Ground shaking on Vanuatu’s Ambae Island has become near-constant and officials warn the threat from the Manaro Voui volcano is escalating, with emergency teams on the ground and plans for a possible full evacuation now being prepared. The island’s roughly 11,000 residents face increasing disruption as ash, toxic gases and corrosive acid rain damage crops, contaminate water supplies and batter homes, authorities said.
The Vanuatu Meteorology and Geo‑Hazards Department has kept the island at alert level three — signifying a “minor eruption” confined to the volcano’s crater lake — but has warned that activity could intensify. A three‑kilometre no‑go zone remains in place around the volcano’s active vent. Officials from the National Disaster Management Office (NDMO) are currently assessing the worst‑affected areas to identify disaster zones; if the alert level is raised to four, cabinet‑approved emergency plans call for the entire island population to be evacuated.
Director of the meteorology and geo‑hazards department Levu Antfalo said the volcano is emitting ash and toxic gas and the fallout has already spread beyond Ambae. “It burns their crops, pretty much anything that it gets in contact with, water as well,” Antfalo said, noting acid rain has affected neighbouring islands including Santo, Malakula, Pentecost and Ambrym. Authorities say the corrosive fallout has destroyed food gardens in some communities, raising concern about food security across the region.
Prime Minister Jotham Napat chaired an emergency meeting as volcanic activity intensified, and the Council of Ministers has approved VUV20 million (about USD170,000) to fund emergency assessments. Penama Province — which covers Ambae — is drawing up evacuation plans and officials say they are preparing for all scenarios as monitoring continues. Climate Change Minister Ralph Regenvanu told residents that, while no mandatory evacuation had yet been ordered, those in the most severely affected areas are being encouraged to relocate to less affected parts of the island where possible.
The volcanic plume has produced ash columns reaching as high as 15,000 feet (about 4.6 kilometres), prompting aviation warnings across the region and raising the risk of flight disruptions.

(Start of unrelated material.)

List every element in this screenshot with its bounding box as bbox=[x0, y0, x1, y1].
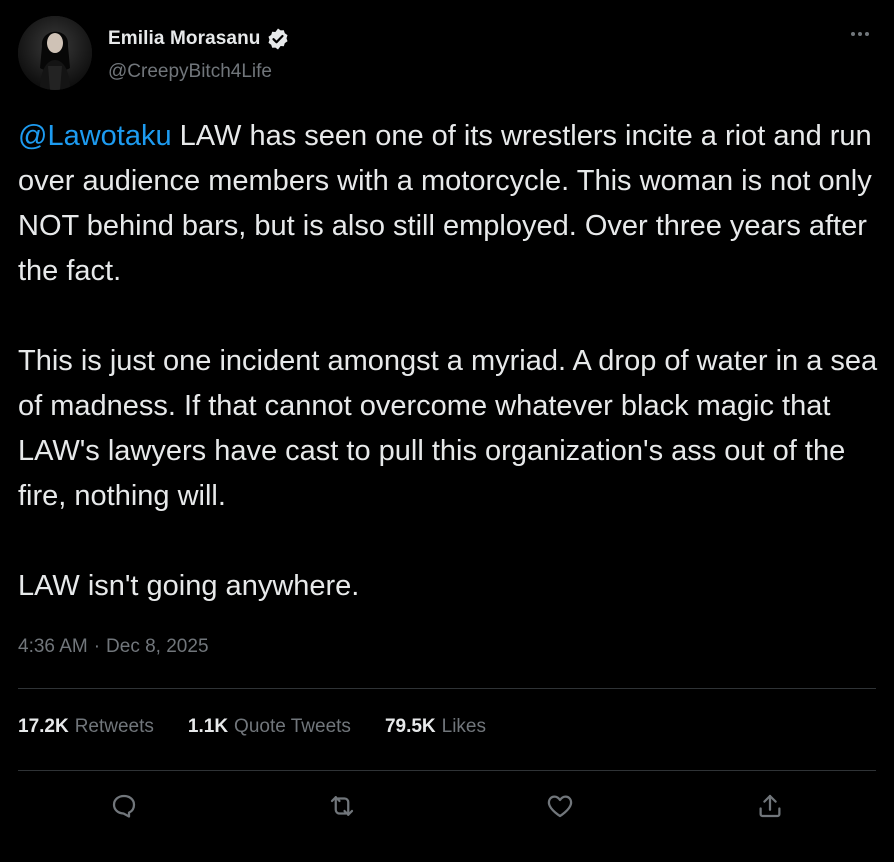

Local people report the eruption’s noise is intense enough to cause ear pain and make normal conversation difficult. “When people are speaking, you can’t hear the other person talking. It is causing ear pain because it is very loud and heavy,” one relative of residents on East Ambae said.
With the NDMO team assessing damage on the ground and provincial evacuation plans being drawn up, authorities are emphasising the need for rapid response if the situation deteriorates. For many families with limited options, moving within the island offers little refuge, and officials acknowledge the strain on communities already coping with contaminated water and crop losses. The government’s emergency funding and the deployment of assessment teams mark the latest escalation in response as monitoring agencies watch for any rise to alert level four that would trigger a mandatory, island‑wide evacuation.